Son fils, Moris L’Anguille, entre dans sa chambre, pris de panique.

MORIS
Père, père, trois extrémistes islamiques s’en sont pris aux caricaturistes du Charlie Hebdo!

BORIS
(en se redressant d’un trait)
QUOIIIII?

MORIS
Charb, Cabu, Honoré, Tignous, Wolinski, l’Oncle Bernard, ils ont tous été tués!

BORIS
Que vais-je à présent lire pour m’empêcher de m’exploser la cervelle contre l’imbécillité et les milliards d’injustices de la société? QU’EST-CE QUI M’EMPÊCHERA DE REDEVENIR VIOLENT?

MORIS
Les assassins n’ont pas encore été appréhendés. Est-ce que j’appelle le reste de notre sordide équipe de saltimbanques armés jusqu’aux dents? Je suis prêt père, on va entrer en guerre! Pour Charlie!

BORIS
Non, cette fois, c’est personnel.

[…]

Une vingtaine d’extrémistes islamiques sont réunis et discutent entre eux des derniers événements quand soudain, Boris traverse la fenêtre qui vole en éclats. Tous se retournent vers lui, stupéfaits.

BORIS
Salut, j’ai un cadeau pour vous… Mahomet qui fait caca!

Il leur montre fièrement son dessin de Mohamet qui fait caca. La rage s’empare de l’assemblée qui dégaine armes blanches et fusils pour faire la peau de Boris. Seul un homme préfère rester assis.
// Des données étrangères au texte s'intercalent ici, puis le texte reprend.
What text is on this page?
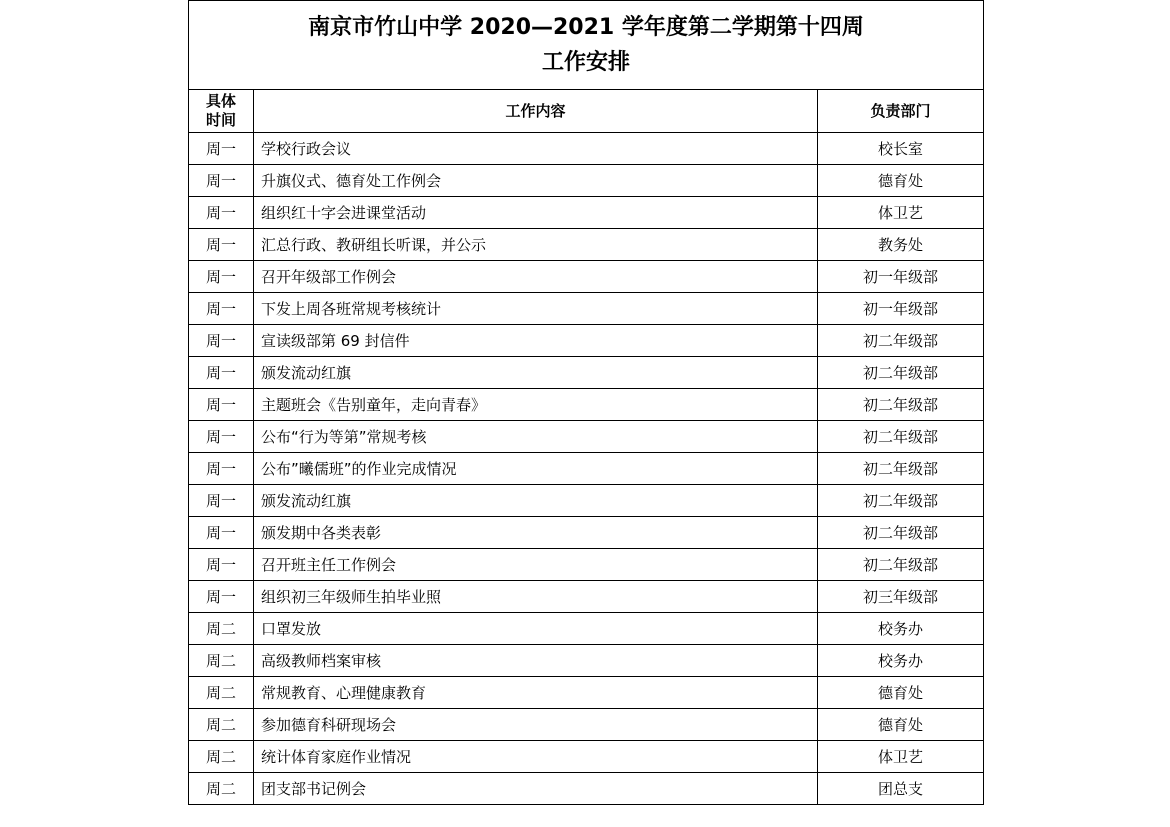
南京市竹山中学 2020—2021 学年度第二学期第十四周
工作安排		

具体
时间	工作内容	负责部门
周一	学校行政会议	校长室
周一	升旗仪式、德育处工作例会	德育处
周一	组织红十字会进课堂活动	体卫艺
周一	汇总行政、教研组长听课，并公示	教务处
周一	召开年级部工作例会	初一年级部
周一	下发上周各班常规考核统计	初一年级部
周一	宣读级部第 69 封信件	初二年级部
周一	颁发流动红旗	初二年级部
周一	主题班会《告别童年，走向青春》	初二年级部
周一	公布“行为等第”常规考核	初二年级部
周一	公布”曦儒班”的作业完成情况	初二年级部
周一	颁发流动红旗	初二年级部
周一	颁发期中各类表彰	初二年级部
周一	召开班主任工作例会	初二年级部
周一	组织初三年级师生拍毕业照	初三年级部
周二	口罩发放	校务办
周二	高级教师档案审核	校务办
周二	常规教育、心理健康教育	德育处
周二	参加德育科研现场会	德育处
周二	统计体育家庭作业情况	体卫艺
周二	团支部书记例会	团总支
Une lutte sans merci sévit. Boris Von Oris attrape les balles avec ses dents, avec ses aisselles, avec ses fesses puis leur fait quelques prises de lutte gréco-romaine pour les maîtriser au sol. L’un des adversaires plus agiles que les autres réussit à lui couper un bras, mais sans broncher, animer d’une fougue et colère sans précédent, Boris s’en sert pour l’assommer lui et le reste de ses camarades.

Titubant, ayant perdu beaucoup de sang, Boris se dirige finalement vers l’islamiste resté assis.

BORIS
Allez! viens qu’on en finisse. Charlie Hebdo luttait pour la démocratie et la liberté d’expression, c’est grâce à des gens têtus comme eux que des gens comme moi ont encore le droit d’écrire des conneries, alors viens te battre qu’on en finisse. Le vieux Boris Von Oris va t’apprendre à aimer ton prochain.

L’islamiste lui sourit et lui montre un dessin de son cru. Il s’agit de Boris baisé par tous ses orifices par Jésus, Ronald McDonald, le père Noël de Coca-Cola, l’Oncle Sam et One Direction au grand complet.

Boris est stupéfait, puis il éclate d’une joie de vivre grasse et franche.

BORIS
Ah! Ah! Ah! Je te concède la victoire, je m’avoue vaincu!

Les deux hommes rient de bon cœur en se prenant dans leurs bras, puis ils s’embrassent tendrement.

Fin. Ils vécurent heureux et eurent beaucoup d’enfants pacifistes, et barbus.